Very common & useful phrasal verb Give away [Give something away].- When you give something away, you give it to somebody for free.

  • He gave away all his money.
  • I had a lot of books I didn't want to keep so I gave them away to a friend.

Give in.- (insep) [+ to] When you give in, you admit that you are defeated or cannot do something; you yield.

  • He's very stubborn. He won't give in no matter how much you try to persuade him.
  • President Mobutu Sese Seko finally gave in to mounting pro-democracy pressure by announcing the end of the one party state in Zaire.
  • The government gave in to pressure from the industry.

Give out [Give something out].- (leaflet, food, money, information) When you give something out, you distribute it. Hand out

  • Give out the questionnaires and ask students to complete them.
  • If your staff spends valuable time giving out directions, business hours and other information, post that data on the web, and refer your customers to it.

Give up [Give something up].- (chocolate, fatty foods, smoking, hope, job) When you give something up, you stop doing or having it; you stop attempting to do it.

  • My doctor tried to persuade me to give smoking up.
  • He gave up his job three years ago and started traveling around the world.
  • If you want to lose weight you'll have to give up eating sweets.

Glam up [Glam up, glam yourself up].- When you glam up or glam yourself up, you dress attractively.

  • Casual dress is fine, although some of the locals do get glammed up.

Gloss over [Gloss over something].- (insep) (failure, issue) When you gloss over something, you try to excuse or not to mention something bad.

  • He glossed over painful events and painted a positive picture.

Go about [Go about something].- (insep) (daily routine, business, work) When you go about something, you do it in the usual way or you start doing it.

  • How did you go about getting this book published?

Very common & useful phrasal verb Go off.- 1 (insep) (alarm, bomb, device, gun) When something goes off, it explodes or is activated.

  • The powerful device went off just metres from the market entrance.
  • Why did the alarm go off like that?

2 When something goes off, it's not good anymore.

  • Put the milk in the fridge or it will go off.
  • This meat smells absolutely revolting. It must have gone off.

Go off [Go off somebody, go off something].- (insep) When you go off somebody or something, you stop liking them. Take to

  • After that traumatic episode we kept a close watch on Belle but noticed that she had started to go off her food.
  • I liked him at the start, but then went off him rapidly.

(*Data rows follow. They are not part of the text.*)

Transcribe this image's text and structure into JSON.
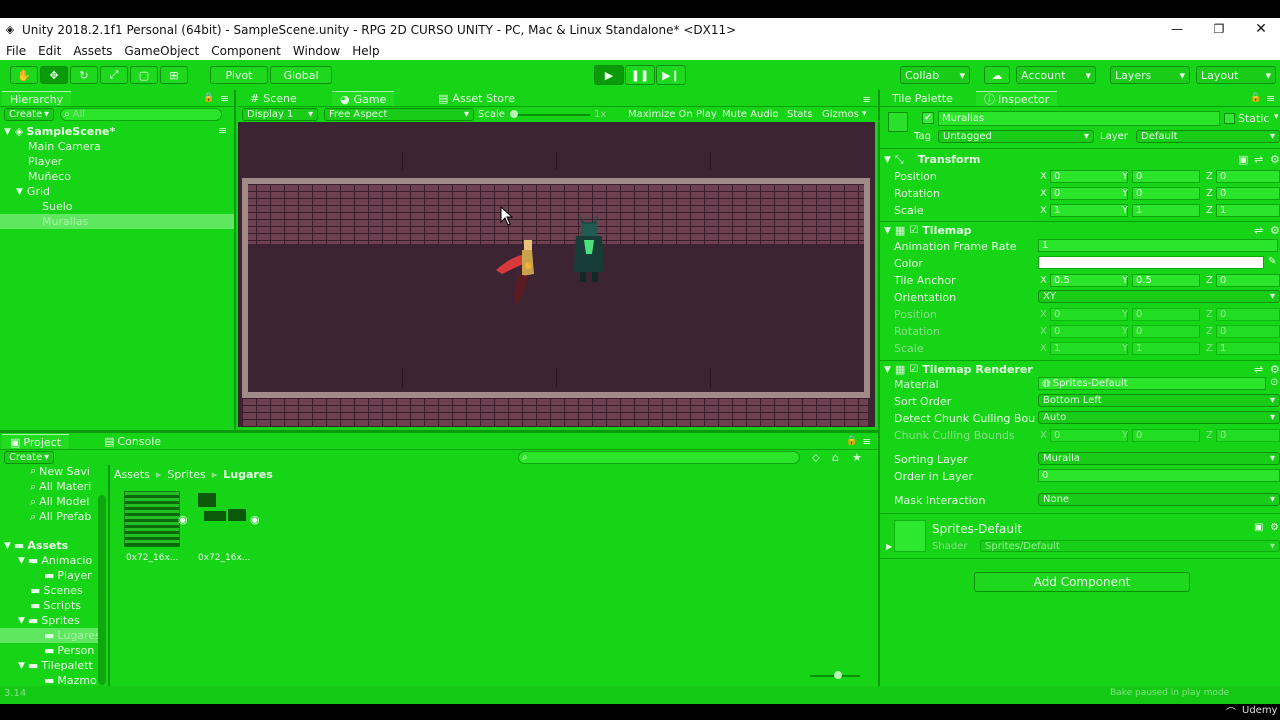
{
  "window": {
    "title": "Unity 2018.2.1f1 Personal (64bit) - SampleScene.unity - RPG 2D CURSO UNITY - PC, Mac & Linux Standalone* <DX11>"
  },
  "menu": [
    "File",
    "Edit",
    "Assets",
    "GameObject",
    "Component",
    "Window",
    "Help"
  ],
  "toolbar": {
    "pivot": "Pivot",
    "global": "Global",
    "collab": "Collab",
    "account": "Account",
    "layers": "Layers",
    "layout": "Layout"
  },
  "hierarchy": {
    "tab": "Hierarchy",
    "create": "Create",
    "search_placeholder": "All",
    "scene": "SampleScene*",
    "items": [
      "Main Camera",
      "Player",
      "Muñeco",
      "Grid",
      "Suelo",
      "Murallas"
    ]
  },
  "center_tabs": {
    "scene": "Scene",
    "game": "Game",
    "store": "Asset Store"
  },
  "game_bar": {
    "display": "Display 1",
    "aspect": "Free Aspect",
    "scale": "Scale",
    "scale_value": "1x",
    "maximize": "Maximize On Play",
    "mute": "Mute Audio",
    "stats": "Stats",
    "gizmos": "Gizmos"
  },
  "inspector": {
    "tab_palette": "Tile Palette",
    "tab": "Inspector",
    "object_name": "Murallas",
    "static": "Static",
    "tag_label": "Tag",
    "tag_value": "Untagged",
    "layer_label": "Layer",
    "layer_value": "Default",
    "transform": {
      "title": "Transform",
      "position_label": "Position",
      "position": {
        "x": "0",
        "y": "0",
        "z": "0"
      },
      "rotation_label": "Rotation",
      "rotation": {
        "x": "0",
        "y": "0",
        "z": "0"
      },
      "scale_label": "Scale",
      "scale": {
        "x": "1",
        "y": "1",
        "z": "1"
      }
    },
    "tilemap": {
      "title": "Tilemap",
      "anim_label": "Animation Frame Rate",
      "anim_value": "1",
      "color_label": "Color",
      "anchor_label": "Tile Anchor",
      "anchor": {
        "x": "0.5",
        "y": "0.5",
        "z": "0"
      },
      "orientation_label": "Orientation",
      "orientation_value": "XY",
      "o_position_label": "Position",
      "o_position": {
        "x": "0",
        "y": "0",
        "z": "0"
      },
      "o_rotation_label": "Rotation",
      "o_rotation": {
        "x": "0",
        "y": "0",
        "z": "0"
      },
      "o_scale_label": "Scale",
      "o_scale": {
        "x": "1",
        "y": "1",
        "z": "1"
      }
    },
    "renderer": {
      "title": "Tilemap Renderer",
      "material_label": "Material",
      "material_value": "Sprites-Default",
      "sort_label": "Sort Order",
      "sort_value": "Bottom Left",
      "detect_label": "Detect Chunk Culling Bour",
      "detect_value": "Auto",
      "bounds_label": "Chunk Culling Bounds",
      "bounds": {
        "x": "0",
        "y": "0",
        "z": "0"
      },
      "sorting_layer_label": "Sorting Layer",
      "sorting_layer_value": "Muralla",
      "order_label": "Order in Layer",
      "order_value": "0",
      "mask_label": "Mask Interaction",
      "mask_value": "None"
    },
    "material": {
      "name": "Sprites-Default",
      "shader_label": "Shader",
      "shader_value": "Sprites/Default"
    },
    "add_component": "Add Component",
    "axis": {
      "x": "X",
      "y": "Y",
      "z": "Z"
    }
  },
  "project": {
    "tab": "Project",
    "console_tab": "Console",
    "create": "Create",
    "favorites": [
      "New Savi",
      "All Materi",
      "All Model",
      "All Prefab"
    ],
    "assets_label": "Assets",
    "tree": [
      "Animacio",
      "Player",
      "Scenes",
      "Scripts",
      "Sprites",
      "Lugares",
      "Person",
      "Tilepalett",
      "Mazmo"
    ],
    "breadcrumb": [
      "Assets",
      "Sprites",
      "Lugares"
    ],
    "files": [
      "0x72_16x...",
      "0x72_16x..."
    ]
  },
  "status": {
    "left": "3.14",
    "right": "Bake paused in play mode",
    "brand": "Udemy"
  }
}
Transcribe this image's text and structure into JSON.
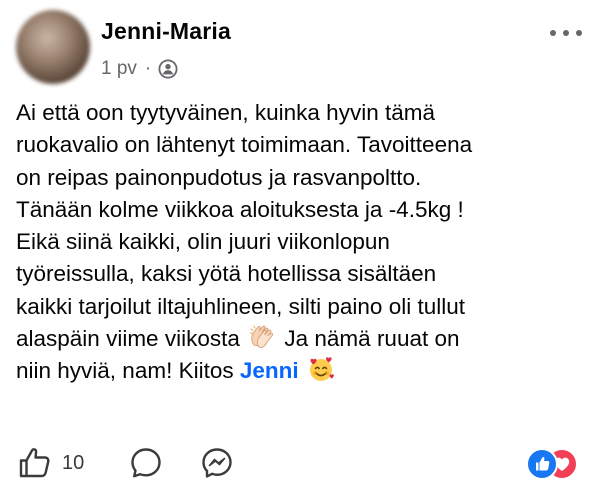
{
  "post": {
    "author": "Jenni-Maria",
    "time": "1 pv",
    "separator": "·",
    "audience_icon": "friends-icon",
    "more_icon": "more-options-icon",
    "body": {
      "l1": "Ai että oon tyytyväinen, kuinka hyvin tämä",
      "l2": "ruokavalio on lähtenyt toimimaan. Tavoitteena",
      "l3": "on reipas painonpudotus ja rasvanpoltto.",
      "l4": "Tänään kolme viikkoa aloituksesta ja -4.5kg !",
      "l5": "Eikä siinä kaikki, olin juuri viikonlopun",
      "l6": "työreissulla, kaksi yötä hotellissa sisältäen",
      "l7": "kaikki tarjoilut iltajuhlineen, silti paino oli tullut",
      "l8_a": "alaspäin viime viikosta",
      "l8_b": "Ja nämä ruuat on",
      "l9_a": "niin hyviä, nam! Kiitos",
      "mention": "Jenni",
      "emoji_clap": "clapping-hands-emoji",
      "emoji_hearts": "smiling-face-with-hearts-emoji"
    }
  },
  "footer": {
    "like_icon": "like-icon",
    "like_count": "10",
    "comment_icon": "comment-icon",
    "share_icon": "messenger-share-icon",
    "reactions": [
      "like",
      "love"
    ]
  },
  "colors": {
    "mention": "#0866ff",
    "meta": "#65676b",
    "like_reaction": "#1877f2",
    "love_reaction": "#f33e58"
  }
}
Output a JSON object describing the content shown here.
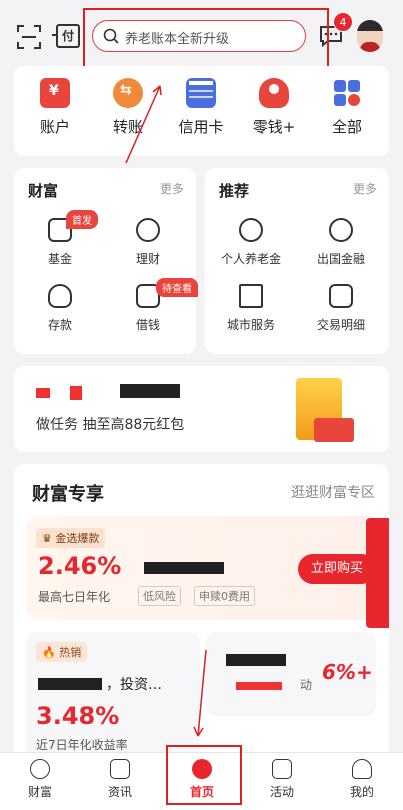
{
  "header": {
    "fu_label": "付",
    "search_placeholder": "养老账本全新升级",
    "message_count": "4"
  },
  "quick_menu": [
    {
      "label": "账户",
      "icon": "wallet-icon",
      "color": "#e8453c"
    },
    {
      "label": "转账",
      "icon": "transfer-icon",
      "color": "#f08a3a"
    },
    {
      "label": "信用卡",
      "icon": "credit-card-icon",
      "color": "#4a6ee0"
    },
    {
      "label": "零钱+",
      "icon": "piggy-bank-icon",
      "color": "#e8453c"
    },
    {
      "label": "全部",
      "icon": "grid-icon",
      "color": "#4a6ee0"
    }
  ],
  "wealth_card": {
    "title": "财富",
    "more": "更多",
    "items": [
      {
        "label": "基金",
        "tag": "首发"
      },
      {
        "label": "理财",
        "tag": ""
      },
      {
        "label": "存款",
        "tag": ""
      },
      {
        "label": "借钱",
        "tag": "待查看"
      }
    ]
  },
  "recommend_card": {
    "title": "推荐",
    "more": "更多",
    "items": [
      {
        "label": "个人养老金"
      },
      {
        "label": "出国金融"
      },
      {
        "label": "城市服务"
      },
      {
        "label": "交易明细"
      }
    ]
  },
  "banner": {
    "text": "做任务 抽至高88元红包"
  },
  "wealth_zone": {
    "title": "财富专享",
    "more": "逛逛财富专区",
    "featured": {
      "tag": "金选爆款",
      "rate": "2.46%",
      "rate_label": "最高七日年化",
      "chips": [
        "低风险",
        "申赎0费用"
      ],
      "button": "立即购买"
    },
    "hot": {
      "tag": "热销",
      "name_suffix": "，投资…",
      "rate": "3.48%",
      "rate_label": "近7日年化收益率"
    },
    "promo": {
      "text": "动",
      "percent": "6%+"
    }
  },
  "tabbar": [
    {
      "label": "财富",
      "icon": "wealth-icon",
      "active": false
    },
    {
      "label": "资讯",
      "icon": "news-icon",
      "active": false
    },
    {
      "label": "首页",
      "icon": "home-logo-icon",
      "active": true
    },
    {
      "label": "活动",
      "icon": "gift-icon",
      "active": false
    },
    {
      "label": "我的",
      "icon": "profile-icon",
      "active": false
    }
  ],
  "colors": {
    "accent": "#e8262d",
    "annotation": "#e02020"
  }
}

Very common & useful phrasal verb Go on.- 1 (insep) When you go on doing something, you continue doing doing it. Carry on

  • He went on speaking for two hours.
  • The ovation went on for two minutes.

2 (insep) When something goes on, it takes places.

  • You should have let me know what was going on.
  • They had the feeling that there was something fishy going on.

Go on about [Go on about something].- When you go on about something, you talk continuously about it in a boring and annoying way.

  • I'm sorry. You must be bored senseless hearing me going on about it.
  • Do you have to keep going on about it?

Goof off.- (insep, AmE) When you goof off, you spend time doing nothing, esp. avoiding work. Skive off

  • A new way to goof off at work: when the boss isn't looking, employees flock to Internet game sites.
  • If employees are badly managed or badly motivated, they'll goof off.